Carl who works at Claymore turns the jackets round really quickly and was very efficient at replacing a zip when I had a problem with it a few days after receipt. He gets buyers to take some simple measurements and the fit is perfect. You can choose to have extra pockets and different linings to personalise the design. The jacket is tough, waterproof and fits perfectly. It’s made with Millerain waxed cotton which acquires a lovely patina after a bit of use and moulds beautifully to the body. I wear mine all the time both on and off the bike (friends will confirm this!) though I have to admit that the back protector made it look a bit weird, so that got binned fairly swiftly and I use a slimmer Dainese spine protector under a jumper instead when I’m riding.

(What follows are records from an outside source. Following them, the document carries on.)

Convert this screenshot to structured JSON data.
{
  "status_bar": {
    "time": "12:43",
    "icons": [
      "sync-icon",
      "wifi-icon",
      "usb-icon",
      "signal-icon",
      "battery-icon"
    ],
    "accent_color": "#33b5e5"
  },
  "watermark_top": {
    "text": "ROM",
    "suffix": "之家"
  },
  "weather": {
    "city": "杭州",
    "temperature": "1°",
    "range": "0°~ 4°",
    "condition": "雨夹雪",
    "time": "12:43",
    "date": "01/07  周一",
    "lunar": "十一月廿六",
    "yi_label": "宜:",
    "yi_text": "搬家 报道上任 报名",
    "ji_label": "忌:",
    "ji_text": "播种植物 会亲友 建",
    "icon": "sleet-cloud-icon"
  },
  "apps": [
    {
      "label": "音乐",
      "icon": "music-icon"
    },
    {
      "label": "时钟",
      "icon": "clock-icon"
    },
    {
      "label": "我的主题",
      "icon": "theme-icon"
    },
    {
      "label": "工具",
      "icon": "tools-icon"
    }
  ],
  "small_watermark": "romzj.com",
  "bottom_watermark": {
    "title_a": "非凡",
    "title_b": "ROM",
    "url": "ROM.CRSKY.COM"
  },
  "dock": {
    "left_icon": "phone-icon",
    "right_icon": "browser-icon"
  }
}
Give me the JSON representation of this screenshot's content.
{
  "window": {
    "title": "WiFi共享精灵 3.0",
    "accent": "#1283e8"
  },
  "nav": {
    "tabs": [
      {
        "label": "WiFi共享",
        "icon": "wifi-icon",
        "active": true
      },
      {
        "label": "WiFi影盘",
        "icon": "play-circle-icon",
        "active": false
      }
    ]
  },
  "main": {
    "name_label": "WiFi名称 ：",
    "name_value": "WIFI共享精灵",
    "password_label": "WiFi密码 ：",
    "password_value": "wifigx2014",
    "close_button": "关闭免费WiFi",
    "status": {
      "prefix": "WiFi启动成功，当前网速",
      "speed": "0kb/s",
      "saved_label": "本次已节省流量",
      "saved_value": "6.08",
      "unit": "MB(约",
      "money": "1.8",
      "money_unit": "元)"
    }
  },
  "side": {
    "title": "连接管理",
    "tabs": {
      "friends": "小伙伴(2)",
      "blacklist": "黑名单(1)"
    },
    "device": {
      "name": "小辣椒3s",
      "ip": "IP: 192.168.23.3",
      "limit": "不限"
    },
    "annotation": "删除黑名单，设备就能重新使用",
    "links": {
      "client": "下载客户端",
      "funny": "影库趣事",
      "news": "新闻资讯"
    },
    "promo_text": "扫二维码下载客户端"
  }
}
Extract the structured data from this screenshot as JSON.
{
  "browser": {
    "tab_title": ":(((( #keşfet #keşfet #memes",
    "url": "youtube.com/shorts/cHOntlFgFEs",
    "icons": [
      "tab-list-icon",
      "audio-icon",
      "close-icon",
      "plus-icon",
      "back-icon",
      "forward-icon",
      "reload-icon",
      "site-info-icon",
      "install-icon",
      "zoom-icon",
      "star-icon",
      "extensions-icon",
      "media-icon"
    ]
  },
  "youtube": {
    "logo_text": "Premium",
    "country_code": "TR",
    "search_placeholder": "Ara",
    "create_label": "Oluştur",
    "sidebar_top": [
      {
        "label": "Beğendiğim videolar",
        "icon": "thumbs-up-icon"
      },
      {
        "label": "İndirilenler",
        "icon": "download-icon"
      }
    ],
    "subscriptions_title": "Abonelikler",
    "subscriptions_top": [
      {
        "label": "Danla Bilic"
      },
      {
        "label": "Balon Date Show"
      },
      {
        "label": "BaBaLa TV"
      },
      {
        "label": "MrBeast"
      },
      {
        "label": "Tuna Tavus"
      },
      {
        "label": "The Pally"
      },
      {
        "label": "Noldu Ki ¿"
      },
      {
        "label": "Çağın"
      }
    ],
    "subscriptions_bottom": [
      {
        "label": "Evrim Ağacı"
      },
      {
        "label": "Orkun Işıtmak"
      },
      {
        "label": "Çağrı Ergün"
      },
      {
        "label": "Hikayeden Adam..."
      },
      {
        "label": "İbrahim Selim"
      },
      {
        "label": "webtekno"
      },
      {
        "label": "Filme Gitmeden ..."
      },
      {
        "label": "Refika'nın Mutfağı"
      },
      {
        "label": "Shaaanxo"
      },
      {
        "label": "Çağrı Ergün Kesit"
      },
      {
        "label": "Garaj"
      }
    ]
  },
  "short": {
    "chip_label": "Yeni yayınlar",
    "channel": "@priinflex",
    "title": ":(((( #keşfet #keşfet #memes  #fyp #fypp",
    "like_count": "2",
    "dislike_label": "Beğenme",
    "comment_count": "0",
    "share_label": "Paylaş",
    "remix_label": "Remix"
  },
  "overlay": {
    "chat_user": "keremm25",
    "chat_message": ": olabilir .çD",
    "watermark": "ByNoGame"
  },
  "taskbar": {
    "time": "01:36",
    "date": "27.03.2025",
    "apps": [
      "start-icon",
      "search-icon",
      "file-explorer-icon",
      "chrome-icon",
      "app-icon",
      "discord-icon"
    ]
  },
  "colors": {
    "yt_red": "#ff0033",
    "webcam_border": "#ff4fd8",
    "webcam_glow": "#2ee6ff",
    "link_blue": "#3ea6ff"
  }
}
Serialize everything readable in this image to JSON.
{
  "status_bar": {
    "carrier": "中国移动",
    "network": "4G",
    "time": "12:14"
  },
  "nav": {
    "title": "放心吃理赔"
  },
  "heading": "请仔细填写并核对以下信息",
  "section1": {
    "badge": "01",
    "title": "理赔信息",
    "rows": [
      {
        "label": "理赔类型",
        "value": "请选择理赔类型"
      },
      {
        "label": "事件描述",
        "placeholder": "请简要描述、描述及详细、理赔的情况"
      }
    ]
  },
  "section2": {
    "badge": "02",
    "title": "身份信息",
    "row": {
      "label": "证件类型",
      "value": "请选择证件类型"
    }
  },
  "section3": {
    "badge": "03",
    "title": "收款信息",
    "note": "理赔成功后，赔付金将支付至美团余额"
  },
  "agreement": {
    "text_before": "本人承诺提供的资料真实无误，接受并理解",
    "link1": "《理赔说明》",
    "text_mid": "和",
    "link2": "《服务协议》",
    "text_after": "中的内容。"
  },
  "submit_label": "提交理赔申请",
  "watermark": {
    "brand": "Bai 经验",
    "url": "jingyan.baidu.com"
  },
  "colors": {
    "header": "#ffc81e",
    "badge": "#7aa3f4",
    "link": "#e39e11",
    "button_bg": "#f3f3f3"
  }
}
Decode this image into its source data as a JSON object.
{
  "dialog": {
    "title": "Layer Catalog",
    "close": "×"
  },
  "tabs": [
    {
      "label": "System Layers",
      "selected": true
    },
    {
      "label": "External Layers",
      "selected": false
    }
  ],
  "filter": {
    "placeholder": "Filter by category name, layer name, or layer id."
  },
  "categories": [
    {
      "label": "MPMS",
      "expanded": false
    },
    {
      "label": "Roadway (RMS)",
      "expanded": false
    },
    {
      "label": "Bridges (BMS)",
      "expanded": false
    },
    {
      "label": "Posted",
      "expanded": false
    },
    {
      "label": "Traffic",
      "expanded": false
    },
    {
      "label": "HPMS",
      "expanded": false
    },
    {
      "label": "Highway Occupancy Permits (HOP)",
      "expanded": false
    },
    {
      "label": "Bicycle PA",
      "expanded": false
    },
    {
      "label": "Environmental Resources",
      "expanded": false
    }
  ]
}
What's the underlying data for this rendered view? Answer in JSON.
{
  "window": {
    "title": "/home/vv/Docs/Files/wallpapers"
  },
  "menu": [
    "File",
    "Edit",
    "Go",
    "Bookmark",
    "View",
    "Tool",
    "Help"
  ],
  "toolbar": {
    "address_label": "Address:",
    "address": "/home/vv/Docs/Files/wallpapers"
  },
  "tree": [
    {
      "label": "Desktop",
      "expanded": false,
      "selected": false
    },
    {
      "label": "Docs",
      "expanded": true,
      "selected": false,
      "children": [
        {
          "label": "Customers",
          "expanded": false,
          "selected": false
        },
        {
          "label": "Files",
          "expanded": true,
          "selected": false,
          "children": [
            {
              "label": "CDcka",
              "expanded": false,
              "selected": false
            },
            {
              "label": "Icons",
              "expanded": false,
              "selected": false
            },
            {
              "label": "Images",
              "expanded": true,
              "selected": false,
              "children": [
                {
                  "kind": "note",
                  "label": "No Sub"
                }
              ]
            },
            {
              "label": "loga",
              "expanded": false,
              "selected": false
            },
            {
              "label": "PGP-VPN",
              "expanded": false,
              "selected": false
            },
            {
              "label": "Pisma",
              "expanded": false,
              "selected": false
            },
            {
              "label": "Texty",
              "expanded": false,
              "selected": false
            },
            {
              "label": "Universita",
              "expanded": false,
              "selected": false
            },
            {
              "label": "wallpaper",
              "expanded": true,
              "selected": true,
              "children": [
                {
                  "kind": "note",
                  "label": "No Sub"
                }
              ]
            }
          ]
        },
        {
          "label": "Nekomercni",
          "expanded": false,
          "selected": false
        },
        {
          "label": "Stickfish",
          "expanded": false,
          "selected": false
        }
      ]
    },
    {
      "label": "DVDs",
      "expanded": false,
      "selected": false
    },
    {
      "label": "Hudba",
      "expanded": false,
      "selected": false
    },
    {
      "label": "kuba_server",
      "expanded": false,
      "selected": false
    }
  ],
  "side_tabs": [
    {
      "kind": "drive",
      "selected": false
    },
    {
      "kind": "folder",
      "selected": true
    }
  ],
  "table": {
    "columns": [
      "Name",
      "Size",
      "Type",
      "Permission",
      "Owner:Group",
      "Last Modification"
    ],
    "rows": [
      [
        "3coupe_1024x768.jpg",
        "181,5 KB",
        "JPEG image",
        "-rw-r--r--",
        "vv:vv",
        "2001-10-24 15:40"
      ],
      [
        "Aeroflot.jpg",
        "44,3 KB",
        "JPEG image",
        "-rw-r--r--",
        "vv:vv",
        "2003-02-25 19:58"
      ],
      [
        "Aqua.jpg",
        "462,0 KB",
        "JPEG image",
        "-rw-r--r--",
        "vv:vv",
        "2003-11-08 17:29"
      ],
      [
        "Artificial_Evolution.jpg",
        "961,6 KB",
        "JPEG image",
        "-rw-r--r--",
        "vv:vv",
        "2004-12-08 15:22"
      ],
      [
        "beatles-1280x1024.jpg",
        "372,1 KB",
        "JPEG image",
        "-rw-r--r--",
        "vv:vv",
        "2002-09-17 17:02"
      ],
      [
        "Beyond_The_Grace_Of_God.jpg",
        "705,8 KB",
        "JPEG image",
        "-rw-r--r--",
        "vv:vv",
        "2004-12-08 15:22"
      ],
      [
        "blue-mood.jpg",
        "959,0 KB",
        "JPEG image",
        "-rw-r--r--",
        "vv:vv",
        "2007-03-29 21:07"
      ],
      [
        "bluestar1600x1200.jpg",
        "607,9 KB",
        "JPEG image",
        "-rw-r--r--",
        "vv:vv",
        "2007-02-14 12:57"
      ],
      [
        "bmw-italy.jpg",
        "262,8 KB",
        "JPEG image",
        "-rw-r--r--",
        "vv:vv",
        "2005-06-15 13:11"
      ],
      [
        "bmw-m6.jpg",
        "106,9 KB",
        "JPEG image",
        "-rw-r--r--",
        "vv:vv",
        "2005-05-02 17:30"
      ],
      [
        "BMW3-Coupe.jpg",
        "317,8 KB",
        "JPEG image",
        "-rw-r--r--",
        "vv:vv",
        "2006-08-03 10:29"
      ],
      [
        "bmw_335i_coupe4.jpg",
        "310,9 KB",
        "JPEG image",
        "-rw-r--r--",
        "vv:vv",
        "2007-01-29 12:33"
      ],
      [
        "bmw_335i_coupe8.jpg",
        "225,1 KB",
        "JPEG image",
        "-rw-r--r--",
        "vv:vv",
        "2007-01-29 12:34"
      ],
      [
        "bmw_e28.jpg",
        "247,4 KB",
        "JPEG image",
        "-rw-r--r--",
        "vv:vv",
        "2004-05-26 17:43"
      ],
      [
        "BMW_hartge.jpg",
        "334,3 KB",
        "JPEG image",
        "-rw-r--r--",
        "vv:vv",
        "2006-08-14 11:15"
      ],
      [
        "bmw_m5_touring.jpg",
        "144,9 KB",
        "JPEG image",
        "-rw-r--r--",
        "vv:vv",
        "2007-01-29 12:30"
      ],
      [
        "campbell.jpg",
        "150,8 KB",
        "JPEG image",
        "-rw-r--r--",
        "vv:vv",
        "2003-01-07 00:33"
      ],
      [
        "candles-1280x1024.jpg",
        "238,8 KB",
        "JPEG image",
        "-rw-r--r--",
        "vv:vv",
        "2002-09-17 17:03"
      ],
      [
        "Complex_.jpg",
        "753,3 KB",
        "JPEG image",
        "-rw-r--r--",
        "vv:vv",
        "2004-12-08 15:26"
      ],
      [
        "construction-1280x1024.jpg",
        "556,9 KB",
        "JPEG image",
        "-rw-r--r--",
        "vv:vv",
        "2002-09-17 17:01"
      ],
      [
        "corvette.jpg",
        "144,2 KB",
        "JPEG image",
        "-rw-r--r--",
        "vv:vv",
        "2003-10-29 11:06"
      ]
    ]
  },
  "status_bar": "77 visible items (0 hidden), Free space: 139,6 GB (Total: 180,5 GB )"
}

It’s rare to buy garments made to our own specific measurements that use British materials and are constructed by a skilled person to whom we can speak to explain what we want out of a piece of clothing. It’s a real sweetener when the price for such a garment is lower than the off-the-shelf Belstaff equivalent made to standard sizes and hung on a rail in a fancy retail store. Cost is a major factor in the purchase of any kind of garment, but if you can stretch to any of the jackets in this post, I suggest that you make that investment. You’ll look far better (clothing that fits the wearer is so bloody rare to see nowadays that this is a nice inevitable consequence of getting stuff made to your own shape), and you’ll feel more comfortable. And best of all, any one of them will, to quote a tailor friend of mine, “outlast you”.